Banyak kajian menilai bahwa pengetatan defisit APBD di tengah penurunan TKD membuat daerah kehilangan dua ruang fiskal sekaligus—di sisi pendapatan dan pembiayaan. Ketika transfer berkurang, yang pertama terpangkas biasanya belanja modal, pemeliharaan, dan program layanan yang langsung mendorong aktivitas ekonomi lokal.
Dalam situasi seperti ini, BPD harus hadir sebagai shock absorber yang sah dan paling memahami ekosistem ekonomi daerah. Bukan sekadar bank kredit konsumtif ASN yang pasif menunggu setoran gaji.
Untuk itu — yang kita butuhkan sekarang bukanlah perdebatan ideologis antara “deregulasi” dan “regulasi ketat”. Yang kita butuhkan adalah pendekatan pragmatis yang bertumpu pada tiga hal: cara pandang baru, data, dan tata kelola. Apakah akal sehat mengatakan bahwa pemberian kredit BPD kepada pemda untuk proyek infrastruktur dasar yang jelas sumber pengembaliannya dan diawasi ketat memiliki profil risiko yang sama dengan kredit bank swasta kepada perusahaan afiliasinya yang tak jelas ujungnya? Tentu tidak. Apakah data menunjukkan bahwa fiskal daerah sedang tertekan dan membutuhkan sumber pembiayaan alternatif? Jelas. Apakah tata kelola memungkinkan kita membedakan mana proyek yang layak dan mana yang tidak? Itulah fungsi dari safeguard yang diusulkan.
Baca juga: Undian Simpeda Tahun XXXVI-2026, Wali Kota Surakarta Dorong Sinergi dan Pembiayaan Daerah
Akhirnya bahwa ke depan, kekuatan ekonomi daerah tidak hanya ditentukan oleh APBD, tetapi juga oleh seberapa kuat BPD mampu mengelola, menggerakkan, dan mengakselerasi aliran dana di daerah.
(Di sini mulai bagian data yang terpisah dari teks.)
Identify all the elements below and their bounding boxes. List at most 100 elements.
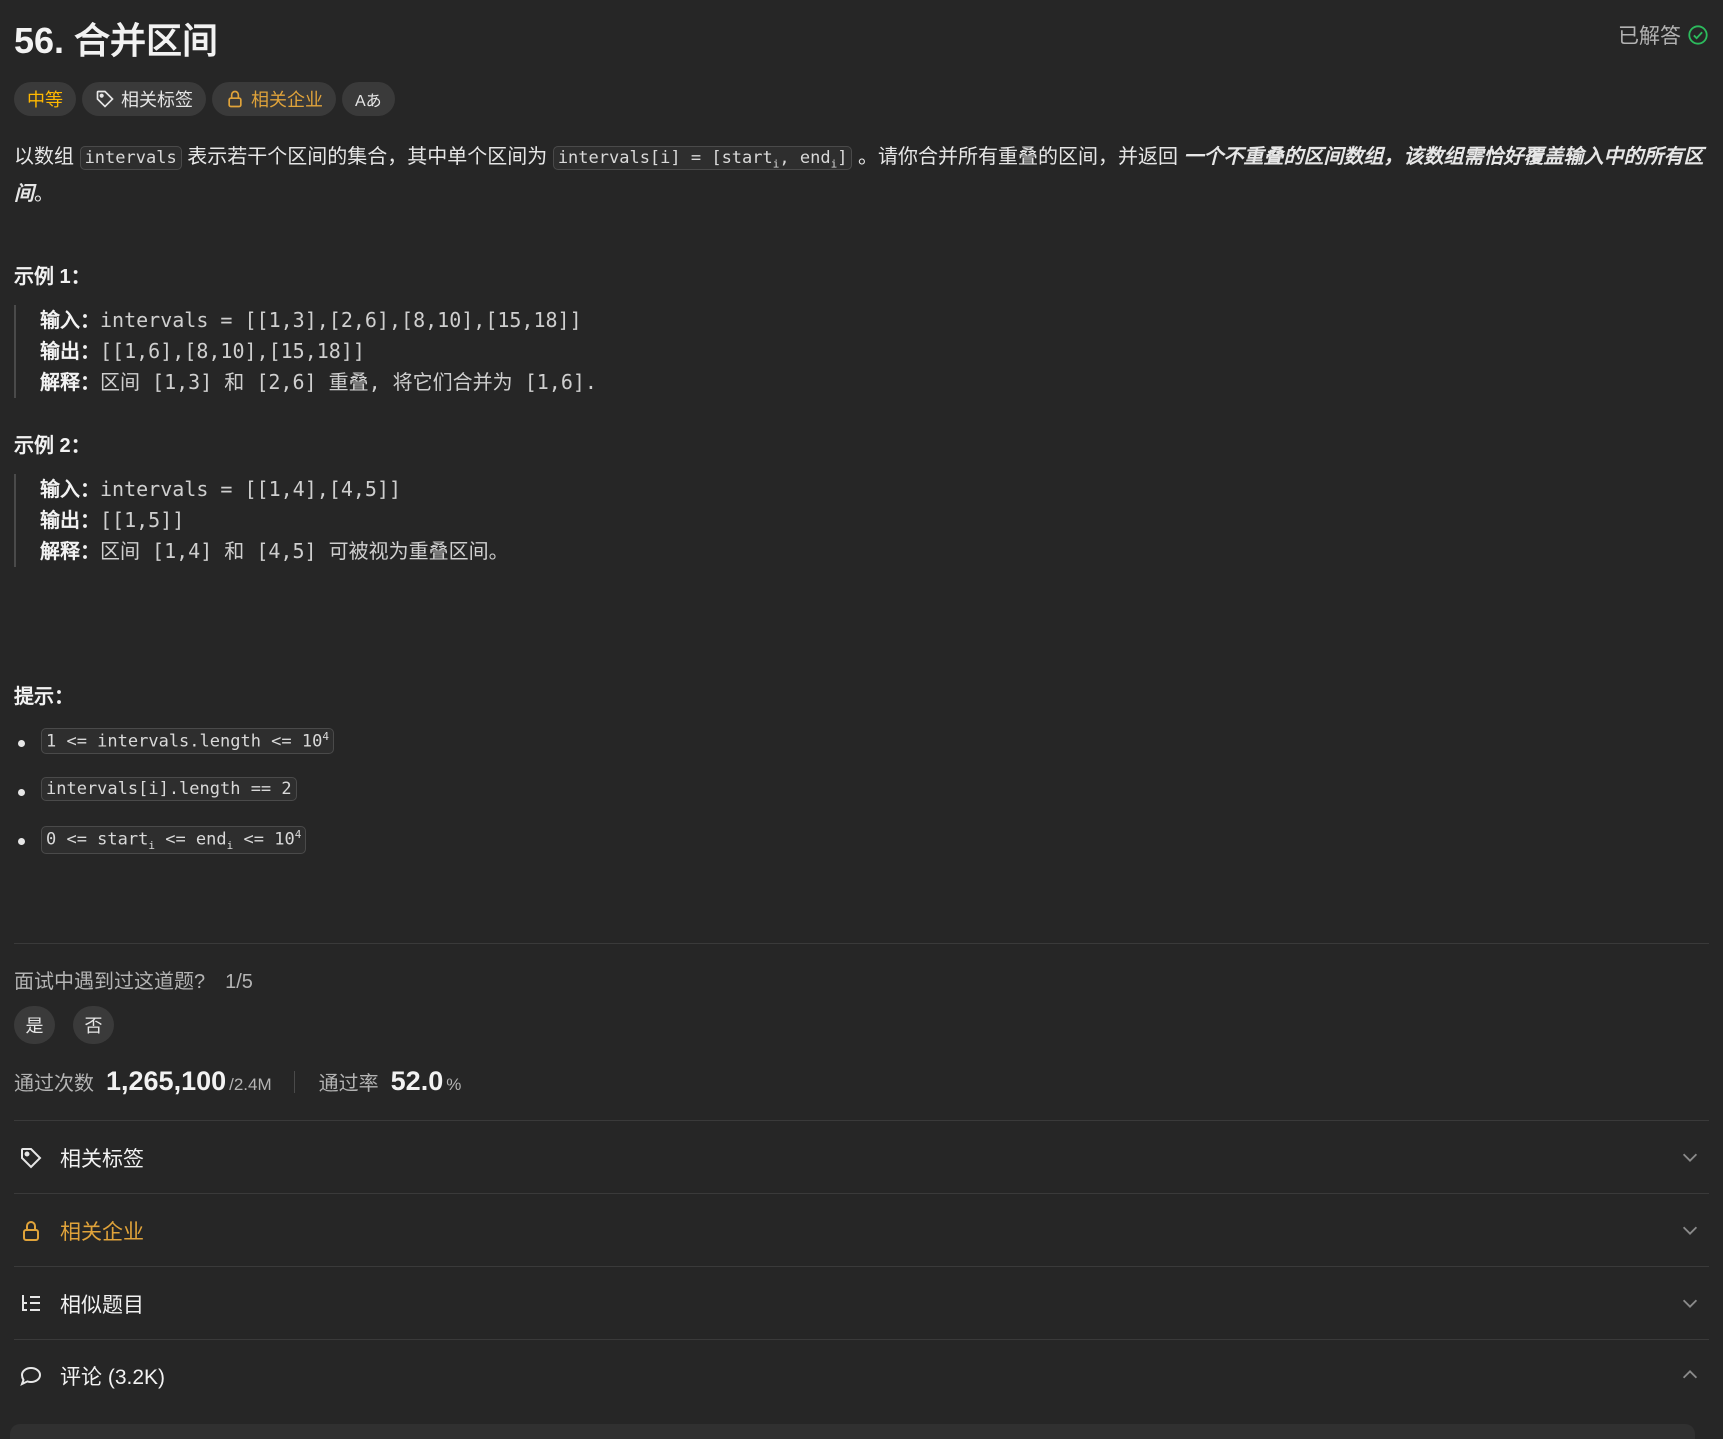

Ini bukan sekadar wacana. Ini kebutuhan mendesak di saat ruang fiskal daerah semakin sempit. Dan ini bisa terjadi jika OJK bersedia mempertimbangkan penyesuaian terbatas yang diusulkan—bukan dengan membuka pintu selebar-lebarnya, melainkan dengan mendesain koridor yang jelas, syarat yang ketat, dan pengawasan yang intensif.
Sebab pada akhirnya, prinsip kehati-hatian tidak boleh menjadi tameng untuk mempertahankan status quo yang sudah tidak relevan. Sebaliknya, kehati-hatian yang sejati justru menuntut kita untuk terus menyesuaikan diri dengan realitas di lapangan—selama fondasi stabilitas tetap dijaga.
Usulan Asbanda kepada OJK adalah undangan untuk melakukan penyesuaian itu. Kini tinggal OJK yang menjawab: apakah kita cukup berani untuk mengatur ulang kehati-hatian, atau kita akan terus mempertahankan tembok yang mungkin sudah tidak pada tempatnya lagi? Pilihan ada di tangan kita semua—terutama di tangan para pengawas yang memahami bahwa stabilitas dan pembangunan bukanlah dua hal yang harus dipertentangkan, melainkan dua sisi dari koin yang sama.